LA CHRONIQUE DE FRÉDÉRIC : L’énorme diversité des chansons et musiques québécoises
Depuis belle lurette, notre province regorge de chanteurs et musiciens talentueux. Dommage qu’aujourd’hui, trop de gens n’éprouvent pas ce frisson mêlant fierté et plaisir en écoutant des œuvres québécoises.
Daniel Bélanger, Jean Leloup et Les Colocs représentent encore mon podium artistique. Ariane Moffatt, Les Cowboys Fringants, Groovy Aardvark, Caiman Fu, Daniel Boucher, Kevin Parent, Vulgaires Machins… cette chronique est trop courte pour nommer ce que j’écoute.
Dans ma jeunesse, regarder Musique Plus et écouter la radio faisaient partie de mes habitudes. Mes parents jouaient souvent de la musique à la maison. Marjo, Beau Dommage, Offenbach et Robert Charlebois se sont retrouvés dans mon baladeur.
Maintenant, on n’achète presque plus d’albums. Tout passe par l’écoute en ligne. Spotify, YouTube, Apple, Amazon, … nos artistes locaux, vétérans et recrues, exposent leurs âmes sur ces plateformes.
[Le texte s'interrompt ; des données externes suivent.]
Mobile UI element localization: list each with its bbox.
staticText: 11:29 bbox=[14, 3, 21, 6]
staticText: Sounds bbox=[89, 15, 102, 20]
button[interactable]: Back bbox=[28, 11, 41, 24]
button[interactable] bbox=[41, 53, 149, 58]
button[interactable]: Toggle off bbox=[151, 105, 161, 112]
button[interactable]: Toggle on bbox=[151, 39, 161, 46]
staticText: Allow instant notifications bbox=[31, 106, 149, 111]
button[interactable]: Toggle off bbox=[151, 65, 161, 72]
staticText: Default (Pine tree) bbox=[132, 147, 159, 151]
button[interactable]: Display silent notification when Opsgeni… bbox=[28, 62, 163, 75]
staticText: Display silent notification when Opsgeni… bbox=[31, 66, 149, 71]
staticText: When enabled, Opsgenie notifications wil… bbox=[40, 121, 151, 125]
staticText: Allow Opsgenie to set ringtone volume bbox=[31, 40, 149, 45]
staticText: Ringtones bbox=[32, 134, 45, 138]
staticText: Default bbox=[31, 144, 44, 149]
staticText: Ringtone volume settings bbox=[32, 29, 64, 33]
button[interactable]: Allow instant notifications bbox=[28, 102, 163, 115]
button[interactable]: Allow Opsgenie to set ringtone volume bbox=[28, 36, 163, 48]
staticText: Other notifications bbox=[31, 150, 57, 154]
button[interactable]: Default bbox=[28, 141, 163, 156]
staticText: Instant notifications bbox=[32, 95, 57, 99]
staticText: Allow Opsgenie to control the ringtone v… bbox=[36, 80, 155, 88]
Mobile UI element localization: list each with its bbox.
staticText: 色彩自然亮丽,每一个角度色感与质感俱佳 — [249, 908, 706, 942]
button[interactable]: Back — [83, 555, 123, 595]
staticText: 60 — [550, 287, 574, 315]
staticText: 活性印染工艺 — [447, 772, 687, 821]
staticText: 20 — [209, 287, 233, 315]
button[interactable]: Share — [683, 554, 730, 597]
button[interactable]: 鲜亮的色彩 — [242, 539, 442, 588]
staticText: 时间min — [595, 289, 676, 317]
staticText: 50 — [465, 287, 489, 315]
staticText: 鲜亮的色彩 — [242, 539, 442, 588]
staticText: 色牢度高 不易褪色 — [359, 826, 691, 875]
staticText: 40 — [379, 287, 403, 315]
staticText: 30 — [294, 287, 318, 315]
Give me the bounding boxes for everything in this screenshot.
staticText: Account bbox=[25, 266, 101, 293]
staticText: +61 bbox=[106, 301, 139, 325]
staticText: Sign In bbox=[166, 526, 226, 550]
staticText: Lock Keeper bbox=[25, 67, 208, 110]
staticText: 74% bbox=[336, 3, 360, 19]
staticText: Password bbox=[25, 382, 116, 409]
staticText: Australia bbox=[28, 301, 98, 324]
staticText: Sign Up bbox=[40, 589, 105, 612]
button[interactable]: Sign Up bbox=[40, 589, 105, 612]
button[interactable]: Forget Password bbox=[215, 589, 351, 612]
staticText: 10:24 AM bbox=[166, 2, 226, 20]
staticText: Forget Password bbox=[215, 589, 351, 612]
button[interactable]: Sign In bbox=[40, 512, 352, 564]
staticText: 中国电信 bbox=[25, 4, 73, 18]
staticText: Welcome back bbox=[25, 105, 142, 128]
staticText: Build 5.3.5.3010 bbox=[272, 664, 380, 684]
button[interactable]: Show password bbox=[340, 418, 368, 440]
Pourquoi alors seulement 5 % des écoutes recensées au Québec, sur les services de musique en ligne, concernent des artistes québécois ?
Il y avait, autrefois, autant d’artistes anglophones que francophones. On écoutait autant l’un que l’autre. Grande différence de l’époque : la fierté, jadis, envers notre Québec en général.
Petit conseil de la semaine : J’ai découvert la plateforme MUSIQC (musiqc.ca). Elle se connecte aux services de musique en ligne. Effectuez une recherche ou cliquez sur l’une des listes de lecture. Vous serez fiers à nouveau de notre riche culture québécoise en mots et musique.